Treasurys aren’t usually this sexy
Treasurys are in the spotlight. Normally the domain of institutions, national banks, and other sophisticated market participants, the yield ramp on 10-year U.S. debt is now so advanced that even market participants who typically don’t give them a second glance know there’s an historic sell-off. Last week’s global stock market correction in the wake of four-year yield highs only intensified investor scrutiny. The reasons for the dive of U.S. government debt prices are also well known. Furthermore, almost any news point linked to Fed policy, fiscal spending or dollar strength gets mapped against the 10-year yield ascent of 40% since September.
There’s currently another yield element keeping investors on the edge of their seats: proximity to the ‘psychological’ round number of 3%. On Monday, the rate hit 2.885%. It had not been as elevated since January 2014. And because prices are sticky close to that top, the probability that 3% will eventually be seen is higher than at any other time since December 2013, when the last 3% print occurred. ‘Psychological’ levels have psychological impacts on the market.
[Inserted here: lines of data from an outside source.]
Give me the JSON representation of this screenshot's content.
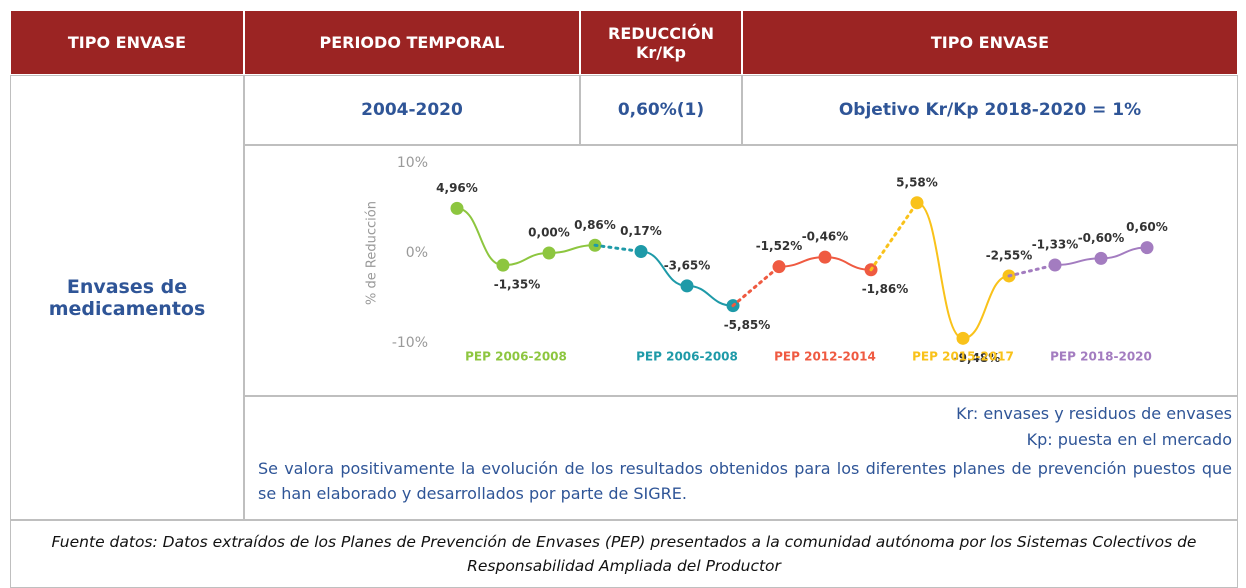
{
  "table": {
    "header": [
      "TIPO ENVASE",
      "PERIODO TEMPORAL",
      "REDUCCIÓN Kr/Kp",
      "TIPO ENVASE"
    ],
    "row_label": "Envases de medicamentos",
    "period": "2004-2020",
    "reduction": "0,60%(1)",
    "objective": "Objetivo Kr/Kp 2018-2020 = 1%",
    "notes": [
      "Kr: envases y residuos de envases",
      "Kp: puesta en el mercado"
    ],
    "comment": "Se valora positivamente la evolución de los resultados obtenidos para los diferentes planes de prevención puestos que se han elaborado y desarrollados por parte de SIGRE.",
    "source": "Fuente datos: Datos extraídos de los Planes de Prevención de Envases (PEP) presentados a la comunidad autónoma por los Sistemas Colectivos de Responsabilidad Ampliada del Productor"
  },
  "chart_data": {
    "type": "line",
    "ylabel": "% de Reducción",
    "categories": [
      null,
      null,
      null,
      null,
      null,
      null,
      null,
      null,
      null,
      null,
      null,
      null,
      null,
      null,
      null,
      null
    ],
    "ylim": [
      -10,
      10
    ],
    "yticks": [
      {
        "value": 10,
        "label": "10%"
      },
      {
        "value": 0,
        "label": "0%"
      },
      {
        "value": -10,
        "label": "-10%"
      }
    ],
    "series": [
      {
        "name": "PEP 2006-2008",
        "color": "#8dc63f",
        "values": [
          4.96,
          -1.35,
          0.0,
          0.86,
          null,
          null,
          null,
          null,
          null,
          null,
          null,
          null,
          null,
          null,
          null,
          null
        ],
        "value_labels": [
          "4,96%",
          "-1,35%",
          "0,00%",
          "0,86%",
          null,
          null,
          null,
          null,
          null,
          null,
          null,
          null,
          null,
          null,
          null,
          null
        ]
      },
      {
        "name": "PEP 2006-2008",
        "color": "#1e9aa8",
        "values": [
          null,
          null,
          null,
          null,
          0.17,
          -3.65,
          -5.85,
          null,
          null,
          null,
          null,
          null,
          null,
          null,
          null,
          null
        ],
        "value_labels": [
          null,
          null,
          null,
          null,
          "0,17%",
          "-3,65%",
          "-5,85%",
          null,
          null,
          null,
          null,
          null,
          null,
          null,
          null,
          null
        ]
      },
      {
        "name": "PEP 2012-2014",
        "color": "#ef5a41",
        "values": [
          null,
          null,
          null,
          null,
          null,
          null,
          null,
          -1.52,
          -0.46,
          -1.86,
          null,
          null,
          null,
          null,
          null,
          null
        ],
        "value_labels": [
          null,
          null,
          null,
          null,
          null,
          null,
          null,
          "-1,52%",
          "-0,46%",
          "-1,86%",
          null,
          null,
          null,
          null,
          null,
          null
        ]
      },
      {
        "name": "PEP 2015-2017",
        "color": "#f9c21a",
        "values": [
          null,
          null,
          null,
          null,
          null,
          null,
          null,
          null,
          null,
          null,
          5.58,
          -9.48,
          -2.55,
          null,
          null,
          null
        ],
        "value_labels": [
          null,
          null,
          null,
          null,
          null,
          null,
          null,
          null,
          null,
          null,
          "5,58%",
          "-9,48%",
          "-2,55%",
          null,
          null,
          null
        ]
      },
      {
        "name": "PEP 2018-2020",
        "color": "#a37cc0",
        "values": [
          null,
          null,
          null,
          null,
          null,
          null,
          null,
          null,
          null,
          null,
          null,
          null,
          null,
          -1.33,
          -0.6,
          0.6
        ],
        "value_labels": [
          null,
          null,
          null,
          null,
          null,
          null,
          null,
          null,
          null,
          null,
          null,
          null,
          null,
          "-1,33%",
          "-0,60%",
          "0,60%"
        ]
      }
    ]
  }
}
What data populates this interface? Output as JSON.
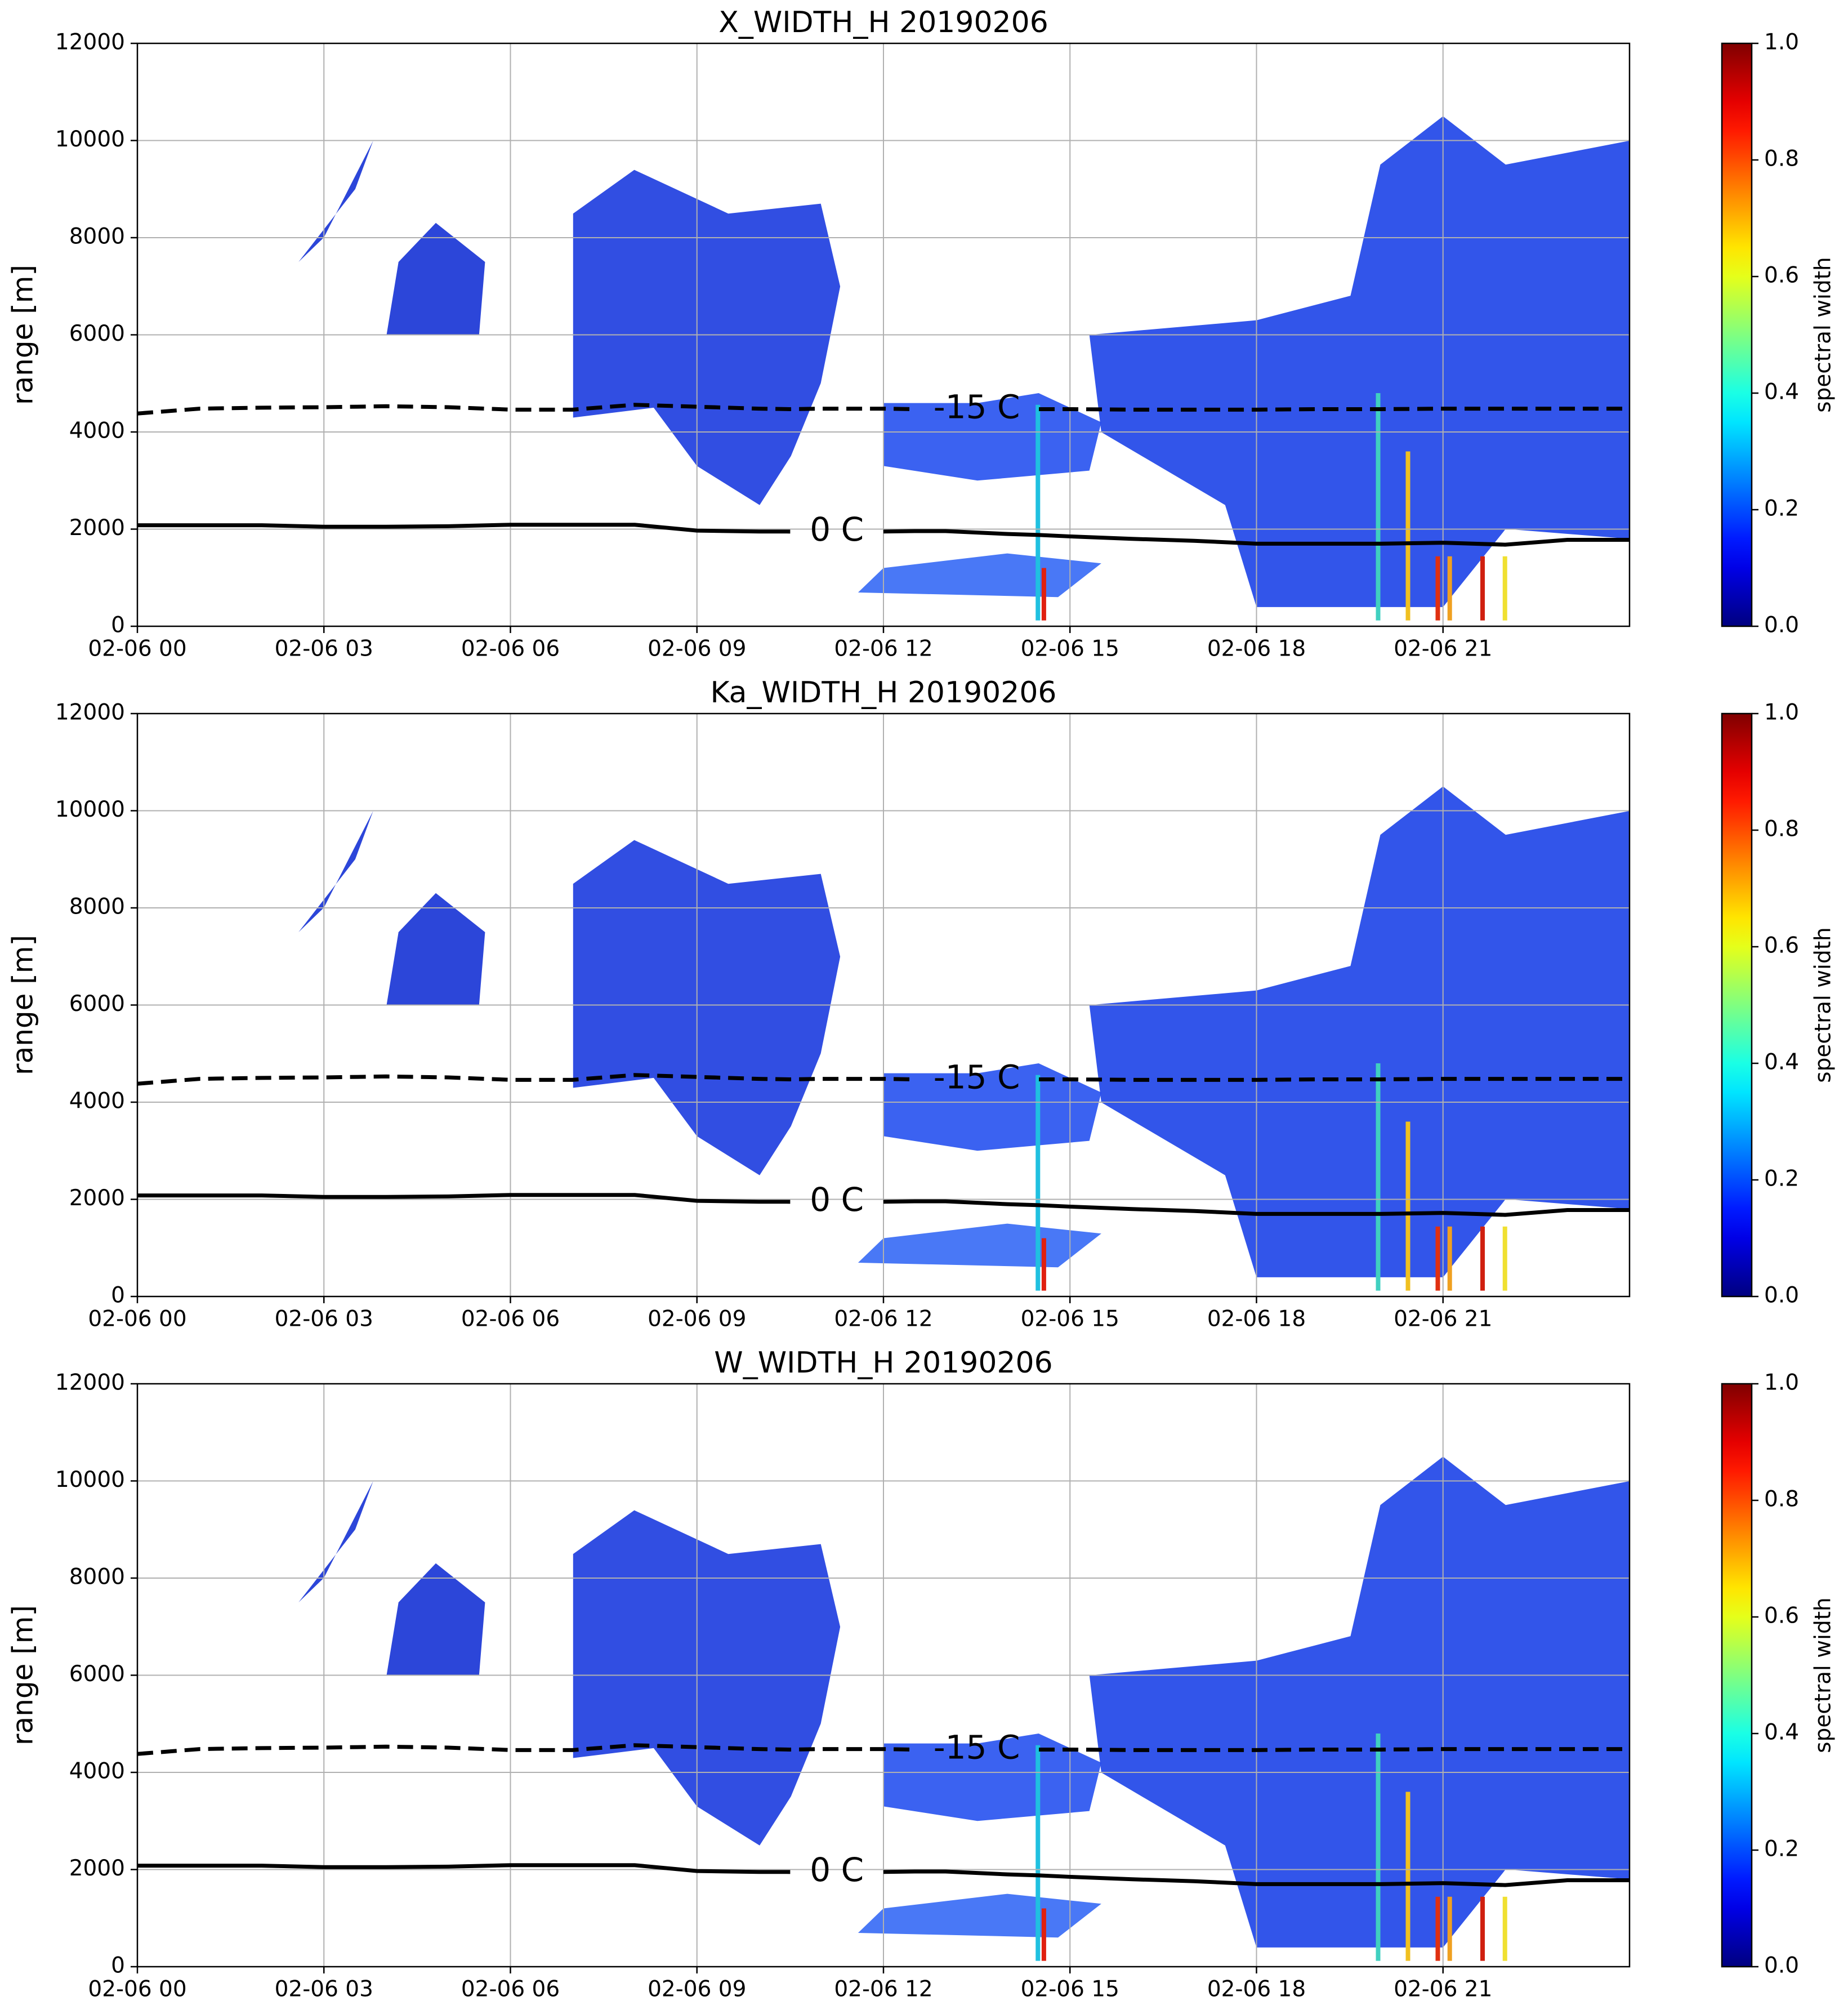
{
  "chart_data": [
    {
      "type": "line",
      "title": "X_WIDTH_H 20190206",
      "ylabel": "range [m]",
      "x": [
        0,
        1,
        2,
        3,
        4,
        5,
        6,
        7,
        8,
        9,
        10,
        10.5,
        11,
        12,
        12.5,
        13,
        14,
        14.5,
        15,
        16,
        17,
        18,
        19,
        20,
        21,
        22,
        23,
        24
      ],
      "series": [
        {
          "name": "0 C",
          "color": "#000000",
          "linestyle": "solid",
          "values": [
            2080,
            2080,
            2080,
            2050,
            2050,
            2060,
            2090,
            2090,
            2090,
            1970,
            1950,
            1950,
            null,
            1950,
            1960,
            1960,
            1900,
            1880,
            1850,
            1800,
            1760,
            1700,
            1700,
            1700,
            1720,
            1680,
            1780,
            1780
          ]
        },
        {
          "name": "-15 C",
          "color": "#000000",
          "linestyle": "dashed",
          "values": [
            4380,
            4480,
            4500,
            4510,
            4530,
            4510,
            4460,
            4460,
            4560,
            4520,
            4480,
            4470,
            4480,
            4480,
            4470,
            null,
            null,
            4470,
            4470,
            4460,
            4460,
            4460,
            4470,
            4470,
            4480,
            4480,
            4480,
            4480
          ]
        }
      ],
      "xlim": [
        0,
        24
      ],
      "xticks": [
        {
          "value": 0,
          "label": "02-06 00"
        },
        {
          "value": 3,
          "label": "02-06 03"
        },
        {
          "value": 6,
          "label": "02-06 06"
        },
        {
          "value": 9,
          "label": "02-06 09"
        },
        {
          "value": 12,
          "label": "02-06 12"
        },
        {
          "value": 15,
          "label": "02-06 15"
        },
        {
          "value": 18,
          "label": "02-06 18"
        },
        {
          "value": 21,
          "label": "02-06 21"
        }
      ],
      "ylim": [
        0,
        12000
      ],
      "yticks": [
        0,
        2000,
        4000,
        6000,
        8000,
        10000,
        12000
      ],
      "grid": true,
      "colorbar": {
        "label": "spectral width",
        "colormap": "jet",
        "lim": [
          0,
          1
        ],
        "ticks": [
          {
            "value": 0,
            "label": "0.0"
          },
          {
            "value": 0.2,
            "label": "0.2"
          },
          {
            "value": 0.4,
            "label": "0.4"
          },
          {
            "value": 0.6,
            "label": "0.6"
          },
          {
            "value": 0.8,
            "label": "0.8"
          },
          {
            "value": 1,
            "label": "1.0"
          }
        ]
      }
    },
    {
      "type": "line",
      "title": "Ka_WIDTH_H 20190206",
      "ylabel": "range [m]",
      "x": [
        0,
        1,
        2,
        3,
        4,
        5,
        6,
        7,
        8,
        9,
        10,
        10.5,
        11,
        12,
        12.5,
        13,
        14,
        14.5,
        15,
        16,
        17,
        18,
        19,
        20,
        21,
        22,
        23,
        24
      ],
      "series": [
        {
          "name": "0 C",
          "color": "#000000",
          "linestyle": "solid",
          "values": [
            2080,
            2080,
            2080,
            2050,
            2050,
            2060,
            2090,
            2090,
            2090,
            1970,
            1950,
            1950,
            null,
            1950,
            1960,
            1960,
            1900,
            1880,
            1850,
            1800,
            1760,
            1700,
            1700,
            1700,
            1720,
            1680,
            1780,
            1780
          ]
        },
        {
          "name": "-15 C",
          "color": "#000000",
          "linestyle": "dashed",
          "values": [
            4380,
            4480,
            4500,
            4510,
            4530,
            4510,
            4460,
            4460,
            4560,
            4520,
            4480,
            4470,
            4480,
            4480,
            4470,
            null,
            null,
            4470,
            4470,
            4460,
            4460,
            4460,
            4470,
            4470,
            4480,
            4480,
            4480,
            4480
          ]
        }
      ],
      "xlim": [
        0,
        24
      ],
      "xticks": [
        {
          "value": 0,
          "label": "02-06 00"
        },
        {
          "value": 3,
          "label": "02-06 03"
        },
        {
          "value": 6,
          "label": "02-06 06"
        },
        {
          "value": 9,
          "label": "02-06 09"
        },
        {
          "value": 12,
          "label": "02-06 12"
        },
        {
          "value": 15,
          "label": "02-06 15"
        },
        {
          "value": 18,
          "label": "02-06 18"
        },
        {
          "value": 21,
          "label": "02-06 21"
        }
      ],
      "ylim": [
        0,
        12000
      ],
      "yticks": [
        0,
        2000,
        4000,
        6000,
        8000,
        10000,
        12000
      ],
      "grid": true,
      "colorbar": {
        "label": "spectral width",
        "colormap": "jet",
        "lim": [
          0,
          1
        ],
        "ticks": [
          {
            "value": 0,
            "label": "0.0"
          },
          {
            "value": 0.2,
            "label": "0.2"
          },
          {
            "value": 0.4,
            "label": "0.4"
          },
          {
            "value": 0.6,
            "label": "0.6"
          },
          {
            "value": 0.8,
            "label": "0.8"
          },
          {
            "value": 1,
            "label": "1.0"
          }
        ]
      }
    },
    {
      "type": "line",
      "title": "W_WIDTH_H 20190206",
      "ylabel": "range [m]",
      "x": [
        0,
        1,
        2,
        3,
        4,
        5,
        6,
        7,
        8,
        9,
        10,
        10.5,
        11,
        12,
        12.5,
        13,
        14,
        14.5,
        15,
        16,
        17,
        18,
        19,
        20,
        21,
        22,
        23,
        24
      ],
      "series": [
        {
          "name": "0 C",
          "color": "#000000",
          "linestyle": "solid",
          "values": [
            2080,
            2080,
            2080,
            2050,
            2050,
            2060,
            2090,
            2090,
            2090,
            1970,
            1950,
            1950,
            null,
            1950,
            1960,
            1960,
            1900,
            1880,
            1850,
            1800,
            1760,
            1700,
            1700,
            1700,
            1720,
            1680,
            1780,
            1780
          ]
        },
        {
          "name": "-15 C",
          "color": "#000000",
          "linestyle": "dashed",
          "values": [
            4380,
            4480,
            4500,
            4510,
            4530,
            4510,
            4460,
            4460,
            4560,
            4520,
            4480,
            4470,
            4480,
            4480,
            4470,
            null,
            null,
            4470,
            4470,
            4460,
            4460,
            4460,
            4470,
            4470,
            4480,
            4480,
            4480,
            4480
          ]
        }
      ],
      "xlim": [
        0,
        24
      ],
      "xticks": [
        {
          "value": 0,
          "label": "02-06 00"
        },
        {
          "value": 3,
          "label": "02-06 03"
        },
        {
          "value": 6,
          "label": "02-06 06"
        },
        {
          "value": 9,
          "label": "02-06 09"
        },
        {
          "value": 12,
          "label": "02-06 12"
        },
        {
          "value": 15,
          "label": "02-06 15"
        },
        {
          "value": 18,
          "label": "02-06 18"
        },
        {
          "value": 21,
          "label": "02-06 21"
        }
      ],
      "ylim": [
        0,
        12000
      ],
      "yticks": [
        0,
        2000,
        4000,
        6000,
        8000,
        10000,
        12000
      ],
      "grid": true,
      "colorbar": {
        "label": "spectral width",
        "colormap": "jet",
        "lim": [
          0,
          1
        ],
        "ticks": [
          {
            "value": 0,
            "label": "0.0"
          },
          {
            "value": 0.2,
            "label": "0.2"
          },
          {
            "value": 0.4,
            "label": "0.4"
          },
          {
            "value": 0.6,
            "label": "0.6"
          },
          {
            "value": 0.8,
            "label": "0.8"
          },
          {
            "value": 1,
            "label": "1.0"
          }
        ]
      }
    }
  ]
}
These include a ‘feedback loop’ effect. And the charge increases inversely to price (as price gets nearer). Since last week’s equity market rout, we all know the possible outcome of such effects.
At the time of writing on Wednesday, the 10-year yield was at 2.834%. It had cleared a 2.611%-2.676% support zone established before last week’s acceleration. The rate’s high for the day was 2.851%, near Friday’s 2.852% close, suggesting near-term resistance within a fraction of those two values.